Development of Reduced Chemical Kinetic Models for the Numerical Simulation of Combustion and Emissions Behavior of Representative Conventional and Bio-derived Fuels

The study addresses two of the main challenges facing combustion modeling for transportation fuels: simultaneous simulation of non-related combustion problems and reducing the computational cost of the modeling process itself. To address the first challenge, researchers determine a characteristic flame time from thermal diffusivity and laminar burning velocity. Researchers examine parametric dependence of flame time and ignition delay time on pressure, temperature and equivalence ratio for methane, based on validated chemical kinetic mechanisms. The study reveals flame time and ignition delay time show similar temperature dependence, flame time has stronger dependence on equivalence ratio and weaker dependence on pressure than ignition delay time. The study also establishes a correlation to predict flame time, and subsequently, burning velocity, based on knowledge of the relevant auto ignition time. Differences between methane, propane and ethanol are also explored.

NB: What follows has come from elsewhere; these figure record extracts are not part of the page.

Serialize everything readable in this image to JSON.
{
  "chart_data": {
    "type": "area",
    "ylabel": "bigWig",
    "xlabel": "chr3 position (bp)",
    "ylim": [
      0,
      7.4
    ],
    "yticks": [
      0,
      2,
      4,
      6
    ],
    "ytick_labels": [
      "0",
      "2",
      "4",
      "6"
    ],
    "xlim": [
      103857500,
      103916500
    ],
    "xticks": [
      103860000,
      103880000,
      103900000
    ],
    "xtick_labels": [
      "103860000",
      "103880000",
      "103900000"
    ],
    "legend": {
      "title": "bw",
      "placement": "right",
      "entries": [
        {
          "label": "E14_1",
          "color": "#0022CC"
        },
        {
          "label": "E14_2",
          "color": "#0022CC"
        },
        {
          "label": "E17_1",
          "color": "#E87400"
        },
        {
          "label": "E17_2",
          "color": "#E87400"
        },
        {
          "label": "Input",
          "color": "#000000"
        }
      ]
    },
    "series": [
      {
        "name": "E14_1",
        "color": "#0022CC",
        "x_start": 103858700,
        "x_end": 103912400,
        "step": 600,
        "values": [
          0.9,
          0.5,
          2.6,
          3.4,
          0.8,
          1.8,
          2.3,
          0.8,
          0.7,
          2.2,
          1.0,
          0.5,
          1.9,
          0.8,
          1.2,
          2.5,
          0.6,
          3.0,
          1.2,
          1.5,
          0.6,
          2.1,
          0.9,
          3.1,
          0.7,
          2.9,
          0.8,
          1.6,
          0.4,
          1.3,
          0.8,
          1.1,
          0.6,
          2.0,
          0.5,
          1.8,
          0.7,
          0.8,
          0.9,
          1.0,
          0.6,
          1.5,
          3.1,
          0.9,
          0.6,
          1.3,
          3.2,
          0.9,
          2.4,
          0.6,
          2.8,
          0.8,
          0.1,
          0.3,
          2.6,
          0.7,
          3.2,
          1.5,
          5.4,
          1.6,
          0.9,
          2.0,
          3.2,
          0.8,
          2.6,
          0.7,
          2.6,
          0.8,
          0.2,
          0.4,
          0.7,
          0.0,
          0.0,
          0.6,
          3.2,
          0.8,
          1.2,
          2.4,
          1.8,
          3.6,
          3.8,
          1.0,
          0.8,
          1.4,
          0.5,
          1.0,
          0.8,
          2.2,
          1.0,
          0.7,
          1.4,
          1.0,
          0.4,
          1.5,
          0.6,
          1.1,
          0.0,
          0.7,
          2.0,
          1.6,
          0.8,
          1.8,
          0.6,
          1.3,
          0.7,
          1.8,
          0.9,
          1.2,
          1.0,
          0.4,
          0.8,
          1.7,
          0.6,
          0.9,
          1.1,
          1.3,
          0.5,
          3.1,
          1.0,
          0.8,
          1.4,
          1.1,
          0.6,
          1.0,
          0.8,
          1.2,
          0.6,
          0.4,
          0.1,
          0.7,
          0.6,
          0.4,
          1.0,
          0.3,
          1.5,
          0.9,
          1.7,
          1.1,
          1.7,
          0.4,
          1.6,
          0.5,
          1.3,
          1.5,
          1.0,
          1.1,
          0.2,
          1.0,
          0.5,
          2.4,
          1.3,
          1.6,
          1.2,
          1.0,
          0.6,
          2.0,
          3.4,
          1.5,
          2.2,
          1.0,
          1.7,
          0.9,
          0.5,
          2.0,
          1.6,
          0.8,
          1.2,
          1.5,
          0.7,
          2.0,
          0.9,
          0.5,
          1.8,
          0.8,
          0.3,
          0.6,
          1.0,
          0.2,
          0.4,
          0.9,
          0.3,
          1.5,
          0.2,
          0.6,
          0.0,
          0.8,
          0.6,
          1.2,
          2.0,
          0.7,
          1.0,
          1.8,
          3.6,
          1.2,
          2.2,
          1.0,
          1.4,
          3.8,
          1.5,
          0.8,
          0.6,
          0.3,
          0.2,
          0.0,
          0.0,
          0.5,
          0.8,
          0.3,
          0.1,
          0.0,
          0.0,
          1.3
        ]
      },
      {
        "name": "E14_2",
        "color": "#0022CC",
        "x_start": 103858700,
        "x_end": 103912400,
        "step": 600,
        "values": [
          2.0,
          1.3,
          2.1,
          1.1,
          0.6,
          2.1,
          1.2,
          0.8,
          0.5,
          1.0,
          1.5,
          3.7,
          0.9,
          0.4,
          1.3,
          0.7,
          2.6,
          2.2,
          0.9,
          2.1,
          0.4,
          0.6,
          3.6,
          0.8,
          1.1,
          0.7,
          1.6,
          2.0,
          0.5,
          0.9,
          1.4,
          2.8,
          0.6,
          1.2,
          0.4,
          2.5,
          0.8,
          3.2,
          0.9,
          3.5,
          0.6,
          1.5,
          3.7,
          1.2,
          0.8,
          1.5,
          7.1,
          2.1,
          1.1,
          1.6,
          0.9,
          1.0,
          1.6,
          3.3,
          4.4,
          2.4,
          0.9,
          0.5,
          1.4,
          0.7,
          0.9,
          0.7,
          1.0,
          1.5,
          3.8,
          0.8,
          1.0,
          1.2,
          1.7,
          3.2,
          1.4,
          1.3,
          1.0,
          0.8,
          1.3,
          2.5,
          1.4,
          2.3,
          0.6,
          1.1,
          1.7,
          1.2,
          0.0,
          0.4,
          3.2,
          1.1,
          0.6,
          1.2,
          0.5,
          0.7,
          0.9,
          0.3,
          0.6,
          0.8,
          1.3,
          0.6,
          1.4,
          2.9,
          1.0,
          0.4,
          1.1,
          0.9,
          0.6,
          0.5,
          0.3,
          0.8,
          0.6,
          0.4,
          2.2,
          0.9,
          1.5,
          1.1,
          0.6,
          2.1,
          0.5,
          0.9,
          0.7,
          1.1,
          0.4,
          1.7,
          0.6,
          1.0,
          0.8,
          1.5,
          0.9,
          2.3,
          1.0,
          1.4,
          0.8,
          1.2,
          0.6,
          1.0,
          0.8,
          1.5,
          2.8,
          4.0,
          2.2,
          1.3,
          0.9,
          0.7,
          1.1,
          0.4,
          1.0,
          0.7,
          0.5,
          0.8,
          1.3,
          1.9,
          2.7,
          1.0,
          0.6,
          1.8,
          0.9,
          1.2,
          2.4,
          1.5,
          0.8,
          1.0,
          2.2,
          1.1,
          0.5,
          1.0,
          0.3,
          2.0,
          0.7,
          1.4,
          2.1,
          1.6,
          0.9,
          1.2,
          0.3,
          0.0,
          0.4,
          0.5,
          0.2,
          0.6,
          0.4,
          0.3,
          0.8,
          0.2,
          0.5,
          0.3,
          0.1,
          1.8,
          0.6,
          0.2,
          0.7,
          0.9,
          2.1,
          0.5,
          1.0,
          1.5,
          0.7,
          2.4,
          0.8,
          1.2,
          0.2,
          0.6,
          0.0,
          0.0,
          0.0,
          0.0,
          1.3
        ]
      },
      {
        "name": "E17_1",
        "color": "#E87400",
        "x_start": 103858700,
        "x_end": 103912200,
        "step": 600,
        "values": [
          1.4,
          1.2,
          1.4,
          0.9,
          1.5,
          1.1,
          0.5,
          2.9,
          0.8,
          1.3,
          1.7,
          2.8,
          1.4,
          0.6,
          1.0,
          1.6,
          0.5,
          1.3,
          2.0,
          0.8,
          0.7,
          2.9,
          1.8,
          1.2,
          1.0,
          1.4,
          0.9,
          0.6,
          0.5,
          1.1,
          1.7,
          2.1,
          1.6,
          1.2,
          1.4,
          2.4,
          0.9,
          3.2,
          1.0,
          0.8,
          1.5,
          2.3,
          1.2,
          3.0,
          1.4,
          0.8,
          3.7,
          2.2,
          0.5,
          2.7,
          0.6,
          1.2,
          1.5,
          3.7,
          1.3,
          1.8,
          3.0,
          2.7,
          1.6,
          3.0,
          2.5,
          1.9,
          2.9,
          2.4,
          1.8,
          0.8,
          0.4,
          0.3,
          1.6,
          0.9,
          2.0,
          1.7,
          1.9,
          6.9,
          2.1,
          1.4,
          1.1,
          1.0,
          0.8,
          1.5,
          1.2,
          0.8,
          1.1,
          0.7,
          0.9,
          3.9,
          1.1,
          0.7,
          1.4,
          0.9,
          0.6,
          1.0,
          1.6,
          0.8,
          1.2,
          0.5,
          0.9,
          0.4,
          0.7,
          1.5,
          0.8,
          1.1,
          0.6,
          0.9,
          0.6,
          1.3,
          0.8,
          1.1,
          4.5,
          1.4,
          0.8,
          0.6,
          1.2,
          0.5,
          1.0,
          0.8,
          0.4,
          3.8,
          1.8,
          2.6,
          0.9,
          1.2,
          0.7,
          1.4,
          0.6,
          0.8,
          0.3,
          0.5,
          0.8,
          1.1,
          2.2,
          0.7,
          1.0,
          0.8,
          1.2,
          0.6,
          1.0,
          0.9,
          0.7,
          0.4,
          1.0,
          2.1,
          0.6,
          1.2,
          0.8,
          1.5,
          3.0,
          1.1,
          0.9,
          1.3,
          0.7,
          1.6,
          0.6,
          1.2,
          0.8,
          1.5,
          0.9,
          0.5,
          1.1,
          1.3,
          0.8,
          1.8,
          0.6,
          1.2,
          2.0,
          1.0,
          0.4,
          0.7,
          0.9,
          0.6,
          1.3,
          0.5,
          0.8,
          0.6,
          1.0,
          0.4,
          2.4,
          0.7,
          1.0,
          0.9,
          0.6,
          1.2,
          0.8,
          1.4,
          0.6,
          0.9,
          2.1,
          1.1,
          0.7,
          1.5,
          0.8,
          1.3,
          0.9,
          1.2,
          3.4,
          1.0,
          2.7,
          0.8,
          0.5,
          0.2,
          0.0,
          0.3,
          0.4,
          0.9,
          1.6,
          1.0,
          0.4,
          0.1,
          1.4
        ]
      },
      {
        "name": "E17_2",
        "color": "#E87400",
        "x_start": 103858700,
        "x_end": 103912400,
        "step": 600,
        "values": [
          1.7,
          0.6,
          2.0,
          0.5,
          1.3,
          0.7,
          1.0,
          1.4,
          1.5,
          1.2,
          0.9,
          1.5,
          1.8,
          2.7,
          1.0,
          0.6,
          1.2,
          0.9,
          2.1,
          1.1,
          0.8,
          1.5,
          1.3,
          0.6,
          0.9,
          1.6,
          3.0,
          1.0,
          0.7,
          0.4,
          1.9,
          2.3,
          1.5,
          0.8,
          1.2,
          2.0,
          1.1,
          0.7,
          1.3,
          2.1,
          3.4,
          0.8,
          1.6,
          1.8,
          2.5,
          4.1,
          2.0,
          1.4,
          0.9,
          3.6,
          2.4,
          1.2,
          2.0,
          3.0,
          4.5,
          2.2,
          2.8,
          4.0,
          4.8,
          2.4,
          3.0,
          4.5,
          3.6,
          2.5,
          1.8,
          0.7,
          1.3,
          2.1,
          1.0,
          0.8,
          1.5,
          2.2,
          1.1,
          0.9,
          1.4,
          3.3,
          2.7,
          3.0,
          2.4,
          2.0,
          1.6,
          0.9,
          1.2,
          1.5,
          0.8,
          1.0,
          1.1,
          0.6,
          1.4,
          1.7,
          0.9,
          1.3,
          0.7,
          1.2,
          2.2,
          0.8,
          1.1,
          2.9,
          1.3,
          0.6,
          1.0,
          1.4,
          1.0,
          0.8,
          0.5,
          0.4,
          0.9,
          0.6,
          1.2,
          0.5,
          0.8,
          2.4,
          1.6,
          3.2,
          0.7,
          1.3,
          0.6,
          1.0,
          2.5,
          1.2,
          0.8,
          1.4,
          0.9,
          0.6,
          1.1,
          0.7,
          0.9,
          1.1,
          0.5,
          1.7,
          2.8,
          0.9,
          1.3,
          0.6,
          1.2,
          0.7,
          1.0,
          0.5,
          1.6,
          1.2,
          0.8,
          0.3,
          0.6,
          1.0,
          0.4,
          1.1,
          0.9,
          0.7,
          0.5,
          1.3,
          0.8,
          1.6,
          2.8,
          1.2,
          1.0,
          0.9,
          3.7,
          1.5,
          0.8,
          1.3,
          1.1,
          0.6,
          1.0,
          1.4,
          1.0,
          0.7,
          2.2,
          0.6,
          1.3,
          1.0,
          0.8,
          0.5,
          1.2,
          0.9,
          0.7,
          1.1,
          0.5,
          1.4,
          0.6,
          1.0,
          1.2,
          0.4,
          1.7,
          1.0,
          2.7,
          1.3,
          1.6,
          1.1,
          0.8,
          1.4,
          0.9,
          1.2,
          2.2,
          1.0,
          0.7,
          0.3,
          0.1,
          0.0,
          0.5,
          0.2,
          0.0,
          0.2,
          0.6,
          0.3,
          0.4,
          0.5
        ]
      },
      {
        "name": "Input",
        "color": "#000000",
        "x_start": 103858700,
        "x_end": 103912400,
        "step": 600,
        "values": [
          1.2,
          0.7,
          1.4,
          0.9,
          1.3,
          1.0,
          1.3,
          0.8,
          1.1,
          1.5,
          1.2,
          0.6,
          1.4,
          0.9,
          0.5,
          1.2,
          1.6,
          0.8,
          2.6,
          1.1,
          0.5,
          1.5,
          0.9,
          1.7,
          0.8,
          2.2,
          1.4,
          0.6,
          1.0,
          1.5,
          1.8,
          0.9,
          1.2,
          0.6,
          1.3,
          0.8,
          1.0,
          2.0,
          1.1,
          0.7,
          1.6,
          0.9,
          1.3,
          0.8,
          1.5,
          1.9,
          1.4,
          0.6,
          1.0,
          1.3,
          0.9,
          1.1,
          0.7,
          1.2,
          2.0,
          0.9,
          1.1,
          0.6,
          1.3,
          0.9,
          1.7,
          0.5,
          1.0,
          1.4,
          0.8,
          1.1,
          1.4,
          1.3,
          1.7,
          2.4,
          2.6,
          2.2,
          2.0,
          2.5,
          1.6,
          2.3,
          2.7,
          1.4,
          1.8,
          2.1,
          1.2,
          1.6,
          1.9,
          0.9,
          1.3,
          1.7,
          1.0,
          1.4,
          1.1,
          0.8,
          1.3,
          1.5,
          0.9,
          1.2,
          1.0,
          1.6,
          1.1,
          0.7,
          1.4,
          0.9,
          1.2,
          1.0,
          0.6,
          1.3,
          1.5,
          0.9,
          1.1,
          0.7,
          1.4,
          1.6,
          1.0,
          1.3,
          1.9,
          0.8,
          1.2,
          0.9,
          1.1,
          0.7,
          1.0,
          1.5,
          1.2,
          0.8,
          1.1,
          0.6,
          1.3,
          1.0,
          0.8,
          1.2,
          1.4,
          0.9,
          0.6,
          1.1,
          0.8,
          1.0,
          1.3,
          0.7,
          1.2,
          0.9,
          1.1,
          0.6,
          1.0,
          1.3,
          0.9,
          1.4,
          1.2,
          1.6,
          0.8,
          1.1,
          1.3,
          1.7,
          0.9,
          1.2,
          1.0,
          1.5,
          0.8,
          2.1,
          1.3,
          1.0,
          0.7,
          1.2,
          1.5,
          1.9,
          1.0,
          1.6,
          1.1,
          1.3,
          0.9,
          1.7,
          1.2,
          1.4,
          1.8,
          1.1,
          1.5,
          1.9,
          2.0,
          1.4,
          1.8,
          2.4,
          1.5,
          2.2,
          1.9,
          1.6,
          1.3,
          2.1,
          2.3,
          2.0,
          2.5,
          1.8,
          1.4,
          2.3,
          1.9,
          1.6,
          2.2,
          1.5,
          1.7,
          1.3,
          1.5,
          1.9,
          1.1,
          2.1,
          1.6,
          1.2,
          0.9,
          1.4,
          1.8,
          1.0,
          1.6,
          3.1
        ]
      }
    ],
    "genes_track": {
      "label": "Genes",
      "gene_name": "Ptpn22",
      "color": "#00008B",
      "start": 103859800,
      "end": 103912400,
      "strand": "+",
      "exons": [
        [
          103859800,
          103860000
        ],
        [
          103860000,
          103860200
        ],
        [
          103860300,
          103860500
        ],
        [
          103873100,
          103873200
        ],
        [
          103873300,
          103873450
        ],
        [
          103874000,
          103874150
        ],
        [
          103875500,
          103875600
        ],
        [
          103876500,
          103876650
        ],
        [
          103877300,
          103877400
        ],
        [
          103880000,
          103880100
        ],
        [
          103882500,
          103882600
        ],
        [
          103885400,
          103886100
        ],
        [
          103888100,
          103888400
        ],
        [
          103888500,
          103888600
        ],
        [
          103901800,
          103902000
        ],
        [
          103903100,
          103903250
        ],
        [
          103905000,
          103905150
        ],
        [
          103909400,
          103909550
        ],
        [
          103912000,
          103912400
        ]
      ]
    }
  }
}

Researchers address the second challenge in a chemical kinetic modeling study of the high-temperature ignition behavior of Tetrahydrofuran (THF), a promising second-generation transportation biofuel. The study implements a Stochastic Species Elimination (SSE) reduction approach to develop multiple skeletal versions of a detailed chemical kinetic model of THF from the literature based on ignition delay time simulations at various pressures and temperatures. The developed skeletal versions are combined into a global skeletal model. The study uses ignition delay time simulations using detailed and skeletal models, with good agreement observed at higher temperatures. Next, researchers use sensitivity analysis to identify the most important reactions responsible for the performance of the skeletal model. Finally, they perform reaction rate parameter modification for such reactions in order to improve the agreement of detailed and reduced model predictions with literature experimental ignition data.

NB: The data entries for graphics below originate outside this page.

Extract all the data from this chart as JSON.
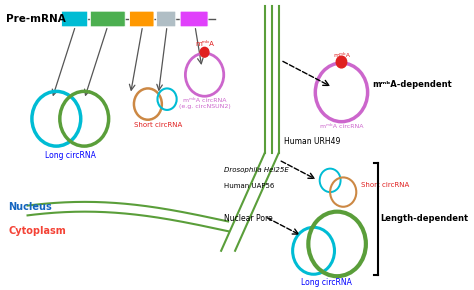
{
  "bg_color": "#ffffff",
  "premrna_label": "Pre-mRNA",
  "nucleus_label": "Nucleus",
  "nucleus_color": "#1565c0",
  "cytoplasm_label": "Cytoplasm",
  "cytoplasm_color": "#f44336",
  "human_urh49_label": "Human URH49",
  "drosophila_label": "Drosophila Hel25E",
  "human_uap56_label": "Human UAP56",
  "nuclear_pore_label": "Nuclear Pore",
  "m6a_dependent_label": "mᵐᵇA-dependent",
  "length_dependent_label": "Length-dependent",
  "long_circrna_label": "Long circRNA",
  "short_circrna_label": "Short circRNA",
  "m6a_circrna_label": "mᵐᵇA circRNA\n(e.g. circNSUN2)",
  "m6a_label": "mᵐᵇA",
  "m6a_circrna2_label": "mᵐᵇA circRNA",
  "exon_colors": [
    "#00bcd4",
    "#4caf50",
    "#ff9800",
    "#b0bec5",
    "#e040fb"
  ],
  "green_color": "#5a9e3a",
  "cyan_color": "#00bcd4",
  "orange_color": "#cc8844",
  "purple_color": "#cc66cc",
  "red_color": "#e02020",
  "gray_color": "#555555"
}
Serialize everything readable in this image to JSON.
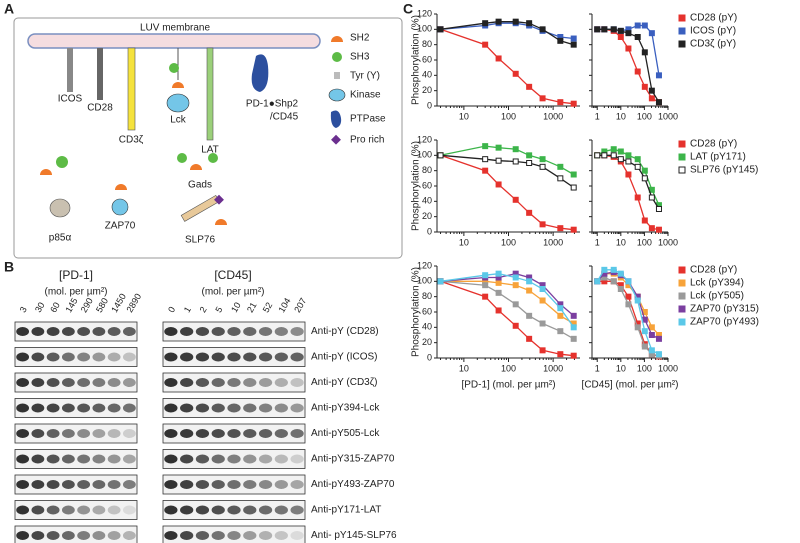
{
  "panel_a": {
    "label": "A",
    "membrane": "LUV membrane",
    "proteins": [
      "ICOS",
      "CD28",
      "CD3ζ",
      "Lck",
      "LAT"
    ],
    "pd1_label": [
      "PD-1●Shp2",
      "/CD45"
    ],
    "adaptors": [
      "p85α",
      "ZAP70",
      "Gads",
      "SLP76"
    ],
    "legend": [
      "SH2",
      "SH3",
      "Tyr (Y)",
      "Kinase",
      "PTPase",
      "Pro rich"
    ]
  },
  "panel_b": {
    "label": "B",
    "pd1": {
      "title": "[PD-1]",
      "unit": "(mol. per µm²)",
      "lanes": [
        "3",
        "30",
        "60",
        "145",
        "290",
        "580",
        "1450",
        "2890"
      ]
    },
    "cd45": {
      "title": "[CD45]",
      "unit": "(mol. per µm²)",
      "lanes": [
        "0",
        "1",
        "2",
        "5",
        "10",
        "21",
        "52",
        "104",
        "207"
      ]
    },
    "rows": [
      "Anti-pY (CD28)",
      "Anti-pY (ICOS)",
      "Anti-pY (CD3ζ)",
      "Anti-pY394-Lck",
      "Anti-pY505-Lck",
      "Anti-pY315-ZAP70",
      "Anti-pY493-ZAP70",
      "Anti-pY171-LAT",
      "Anti- pY145-SLP76"
    ]
  },
  "panel_c": {
    "label": "C"
  },
  "chart_data": [
    {
      "type": "line",
      "ylabel": "Phosphorylation (%)",
      "log_x": true,
      "x": [
        3,
        30,
        60,
        145,
        290,
        580,
        1450,
        2890
      ],
      "xlim": [
        2.5,
        4000
      ],
      "xticks": [
        10,
        100,
        1000
      ],
      "ylim": [
        0,
        120
      ],
      "yticks": [
        0,
        20,
        40,
        60,
        80,
        100,
        120
      ],
      "ytick_labels": true,
      "series": [
        {
          "color": "#e5322d",
          "values": [
            100,
            80,
            62,
            42,
            25,
            10,
            5,
            3
          ]
        },
        {
          "color": "#3a5fbf",
          "values": [
            100,
            105,
            108,
            108,
            105,
            98,
            90,
            88
          ]
        },
        {
          "color": "#222222",
          "values": [
            100,
            108,
            110,
            110,
            108,
            100,
            85,
            80
          ]
        }
      ]
    },
    {
      "type": "line",
      "log_x": true,
      "legend": "right",
      "x": [
        1,
        2,
        5,
        10,
        21,
        52,
        104,
        207,
        414
      ],
      "xlim": [
        0.6,
        1000
      ],
      "xticks": [
        1,
        10,
        100,
        1000
      ],
      "ylim": [
        0,
        120
      ],
      "yticks": [
        0,
        20,
        40,
        60,
        80,
        100,
        120
      ],
      "ytick_labels": false,
      "series": [
        {
          "name": "CD28 (pY)",
          "color": "#e5322d",
          "values": [
            100,
            100,
            98,
            90,
            75,
            45,
            25,
            10,
            5
          ]
        },
        {
          "name": "ICOS (pY)",
          "color": "#3a5fbf",
          "values": [
            100,
            100,
            100,
            98,
            100,
            105,
            105,
            95,
            40
          ]
        },
        {
          "name": "CD3ζ (pY)",
          "color": "#222222",
          "values": [
            100,
            100,
            100,
            98,
            95,
            90,
            70,
            20,
            5
          ]
        }
      ]
    },
    {
      "type": "line",
      "ylabel": "Phosphorylation (%)",
      "log_x": true,
      "x": [
        3,
        30,
        60,
        145,
        290,
        580,
        1450,
        2890
      ],
      "xlim": [
        2.5,
        4000
      ],
      "xticks": [
        10,
        100,
        1000
      ],
      "ylim": [
        0,
        120
      ],
      "yticks": [
        0,
        20,
        40,
        60,
        80,
        100,
        120
      ],
      "ytick_labels": true,
      "series": [
        {
          "color": "#e5322d",
          "values": [
            100,
            80,
            62,
            42,
            25,
            10,
            5,
            3
          ]
        },
        {
          "color": "#3cb54a",
          "values": [
            100,
            112,
            110,
            108,
            100,
            95,
            85,
            75
          ]
        },
        {
          "color": "#222222",
          "marker": "open",
          "values": [
            100,
            95,
            93,
            92,
            90,
            85,
            70,
            58
          ]
        }
      ]
    },
    {
      "type": "line",
      "log_x": true,
      "legend": "right",
      "x": [
        1,
        2,
        5,
        10,
        21,
        52,
        104,
        207,
        414
      ],
      "xlim": [
        0.6,
        1000
      ],
      "xticks": [
        1,
        10,
        100,
        1000
      ],
      "ylim": [
        0,
        120
      ],
      "yticks": [
        0,
        20,
        40,
        60,
        80,
        100,
        120
      ],
      "ytick_labels": false,
      "series": [
        {
          "name": "CD28 (pY)",
          "color": "#e5322d",
          "values": [
            100,
            100,
            98,
            92,
            75,
            45,
            15,
            5,
            3
          ]
        },
        {
          "name": "LAT (pY171)",
          "color": "#3cb54a",
          "values": [
            100,
            105,
            108,
            105,
            100,
            95,
            80,
            55,
            35
          ]
        },
        {
          "name": "SLP76 (pY145)",
          "color": "#222222",
          "marker": "open",
          "values": [
            100,
            100,
            100,
            95,
            92,
            85,
            70,
            45,
            30
          ]
        }
      ]
    },
    {
      "type": "line",
      "ylabel": "Phosphorylation (%)",
      "xlabel": "[PD-1] (mol. per µm²)",
      "log_x": true,
      "x": [
        3,
        30,
        60,
        145,
        290,
        580,
        1450,
        2890
      ],
      "xlim": [
        2.5,
        4000
      ],
      "xticks": [
        10,
        100,
        1000
      ],
      "ylim": [
        0,
        120
      ],
      "yticks": [
        0,
        20,
        40,
        60,
        80,
        100,
        120
      ],
      "ytick_labels": true,
      "series": [
        {
          "color": "#e5322d",
          "values": [
            100,
            80,
            62,
            42,
            25,
            10,
            5,
            3
          ]
        },
        {
          "color": "#f7a33a",
          "values": [
            100,
            100,
            98,
            95,
            88,
            75,
            55,
            45
          ]
        },
        {
          "color": "#9a9a9a",
          "values": [
            100,
            95,
            85,
            70,
            55,
            45,
            35,
            25
          ]
        },
        {
          "color": "#7b3fa0",
          "values": [
            100,
            105,
            105,
            110,
            105,
            95,
            70,
            55
          ]
        },
        {
          "color": "#5bc8e8",
          "values": [
            100,
            108,
            110,
            105,
            100,
            90,
            65,
            40
          ]
        }
      ]
    },
    {
      "type": "line",
      "xlabel": "[CD45] (mol. per µm²)",
      "log_x": true,
      "legend": "right",
      "x": [
        1,
        2,
        5,
        10,
        21,
        52,
        104,
        207,
        414
      ],
      "xlim": [
        0.6,
        1000
      ],
      "xticks": [
        1,
        10,
        100,
        1000
      ],
      "ylim": [
        0,
        120
      ],
      "yticks": [
        0,
        20,
        40,
        60,
        80,
        100,
        120
      ],
      "ytick_labels": false,
      "series": [
        {
          "name": "CD28 (pY)",
          "color": "#e5322d",
          "values": [
            100,
            100,
            100,
            95,
            80,
            45,
            18,
            5,
            2
          ]
        },
        {
          "name": "Lck (pY394)",
          "color": "#f7a33a",
          "values": [
            100,
            110,
            110,
            105,
            95,
            80,
            60,
            40,
            30
          ]
        },
        {
          "name": "Lck (pY505)",
          "color": "#9a9a9a",
          "values": [
            100,
            105,
            100,
            90,
            70,
            40,
            15,
            5,
            3
          ]
        },
        {
          "name": "ZAP70 (pY315)",
          "color": "#7b3fa0",
          "values": [
            100,
            110,
            112,
            108,
            100,
            80,
            50,
            30,
            25
          ]
        },
        {
          "name": "ZAP70 (pY493)",
          "color": "#5bc8e8",
          "values": [
            100,
            115,
            115,
            110,
            100,
            75,
            35,
            10,
            5
          ]
        }
      ]
    }
  ]
}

This work contributes toward improved understanding and modeling of the oxidation kinetics of conventional and bio-derived transportation biofuels, as well as the estimation of laminar burning velocity that can be encountered in turbulent combustion simulations. This would ultimately contribute into the design of cleaner and more efficient transportation systems, and support the testing and adoption of novel fuels as additives and/or replacement to conventional non-renewable fossil fuels.